Fig.4 Cloud removing result

4. CONCLUSION
The proposed scheme successfully proofs the cloud removing efficiency. However, it highly depends on the perfect registration between these two images. This drive the adaptive Kalman filter well estimates the hidden area. Furthermore, the reconstructed results also depend on the cloud cover area. If the measurement (cloud cover image) is very uncertain compare with reference image, then the filtered residual is resulted mainly by the noise. Kalman filter then self adjusts by updating its gain proportional to measurement signal. On the other hand, if the uncertainty in the measurement is small and that in the state estimate is big, then the filtered residual contains considerable information about errors in the state estimate and strong correction should be made to the state estimate.

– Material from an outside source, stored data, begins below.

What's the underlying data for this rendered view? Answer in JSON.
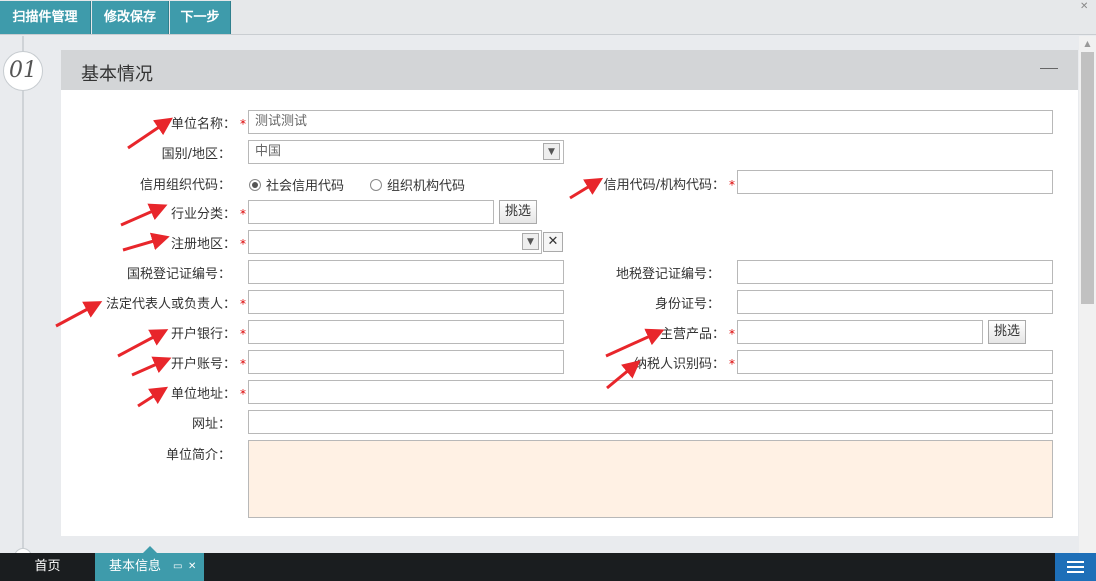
{
  "toolbar": {
    "scan_label": "扫描件管理",
    "save_label": "修改保存",
    "next_label": "下一步"
  },
  "step": {
    "number": "01"
  },
  "panel": {
    "title": "基本情况"
  },
  "form": {
    "unit_name": {
      "label": "单位名称：",
      "value": "测试测试",
      "required": "*"
    },
    "country": {
      "label": "国别/地区：",
      "value": "中国"
    },
    "credit_org_code": {
      "label": "信用组织代码：",
      "opt1": "社会信用代码",
      "opt2": "组织机构代码"
    },
    "credit_code": {
      "label": "信用代码/机构代码：",
      "required": "*"
    },
    "industry": {
      "label": "行业分类：",
      "required": "*",
      "pick": "挑选"
    },
    "reg_area": {
      "label": "注册地区：",
      "required": "*",
      "clear": "✕"
    },
    "national_tax": {
      "label": "国税登记证编号："
    },
    "local_tax": {
      "label": "地税登记证编号："
    },
    "legal_rep": {
      "label": "法定代表人或负责人：",
      "required": "*"
    },
    "id_number": {
      "label": "身份证号："
    },
    "bank": {
      "label": "开户银行：",
      "required": "*"
    },
    "main_product": {
      "label": "主营产品：",
      "required": "*",
      "pick": "挑选"
    },
    "account": {
      "label": "开户账号：",
      "required": "*"
    },
    "taxpayer_id": {
      "label": "纳税人识别码：",
      "required": "*"
    },
    "address": {
      "label": "单位地址：",
      "required": "*"
    },
    "website": {
      "label": "网址："
    },
    "intro": {
      "label": "单位简介："
    }
  },
  "tabs": {
    "home": "首页",
    "active": "基本信息"
  },
  "colors": {
    "accent": "#3e9bab",
    "arrow": "#e8262b",
    "intro_bg": "#fff1e4",
    "menu": "#1e6fb8"
  }
}
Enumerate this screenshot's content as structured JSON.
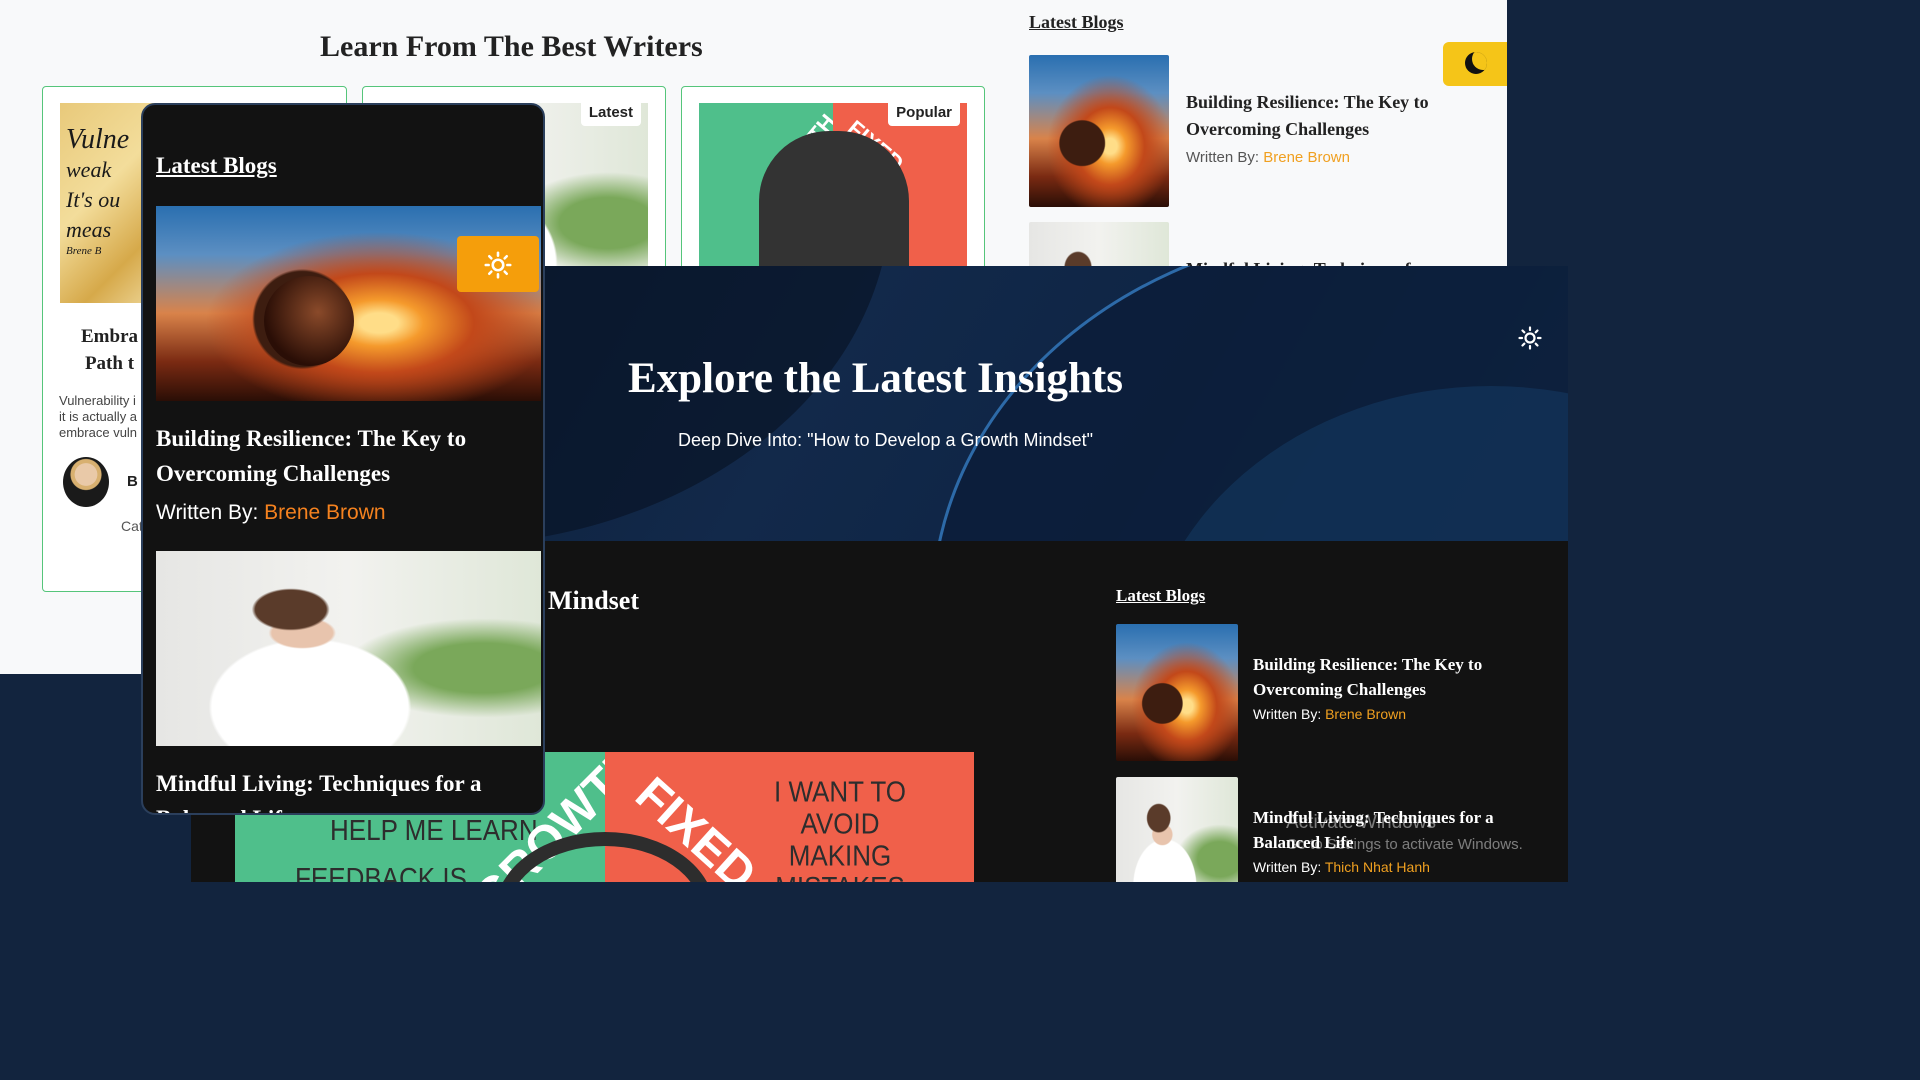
{
  "light_page": {
    "section_title": "Learn From The Best Writers",
    "cards": [
      {
        "image_text": [
          "Vulne",
          "weak",
          "It's ou",
          "meas",
          "Brene B"
        ],
        "title_lines": [
          "Embra",
          "Path t"
        ],
        "excerpt_lines": [
          "Vulnerability i",
          "it is actually a",
          "embrace vuln"
        ],
        "author_fragment": "B",
        "category_fragment": "Cat"
      },
      {
        "badge": "Latest"
      },
      {
        "badge": "Popular",
        "image_words": [
          "GROWTH",
          "FIXED"
        ]
      }
    ],
    "sidebar": {
      "heading": "Latest Blogs",
      "items": [
        {
          "title": "Building Resilience: The Key to Overcoming Challenges",
          "written_by": "Written By:",
          "author": "Brene Brown"
        },
        {
          "title_fragment": "Mindful Living: Techniques for a"
        }
      ]
    },
    "theme_toggle_icon": "moon-icon"
  },
  "dark_page": {
    "hero_title": "Explore the Latest Insights",
    "hero_subtitle": "Deep Dive Into: \"How to Develop a Growth Mindset\"",
    "theme_toggle_icon": "sun-icon",
    "post_heading_fragment": "Mindset",
    "post_image_text": {
      "left": [
        "HELP ME LEARN",
        "FEEDBACK IS"
      ],
      "center": [
        "GROWTH",
        "FIXED"
      ],
      "right": [
        "I WANT TO",
        "AVOID MAKING",
        "MISTAKES"
      ]
    },
    "sidebar": {
      "heading": "Latest Blogs",
      "items": [
        {
          "title": "Building Resilience: The Key to Overcoming Challenges",
          "written_by": "Written By:",
          "author": "Brene Brown"
        },
        {
          "title": "Mindful Living: Techniques for a Balanced Life",
          "written_by": "Written By:",
          "author": "Thich Nhat Hanh"
        }
      ]
    },
    "watermark": {
      "line1": "Activate Windows",
      "line2": "Go to Settings to activate Windows."
    }
  },
  "mobile_view": {
    "heading": "Latest Blogs",
    "theme_toggle_icon": "sun-icon",
    "items": [
      {
        "title": "Building Resilience: The Key to Overcoming Challenges",
        "written_by": "Written By:",
        "author": "Brene Brown"
      },
      {
        "title": "Mindful Living: Techniques for a Balanced Life"
      }
    ]
  },
  "colors": {
    "accent_green": "#55c57a",
    "accent_gold": "#f5c518",
    "accent_orange": "#f59e0b",
    "author_link": "#f0a020",
    "dark_bg": "#121212",
    "hero_navy": "#12294a"
  }
}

This results the small filter gain and estimate output now will follow the reference image.

5. REFERENCE
  • F. Cheevasuvit, K. Dejhan and T. Tanapapanich, “Cloud cover and cloud shadow removing based on 2-dimensional histogram,” ACRS1992, Oct. 1992.
  • J. Nunez, X. Otazu and R. Ardiol, “Multiresolution-Based Image Fusion with Additive Wavelet Decomposistion,” IEEE Tran, Geoscience and Remote Sensing, vol.37, No.3, pp. 1203-1211, May 1999.
  • S. Wisetphanichkij, K. Dejhan and F. Cheevasuvit, “Multi-temporal Cloud Removing Based on Image Fusion with Additive Wavelet decomposition”, ACRS1999, Oct. 1999.
  • M. H. Hayes, Statisitcal Digital Signal Processing and Modeling, John Wiley & Sons Inc., USA, 1996.
  • R. C. Conzalezand and R.E. Woods, Digital Image Processing, Addition-Wesley Publishing Company, USA, Sep. 1993.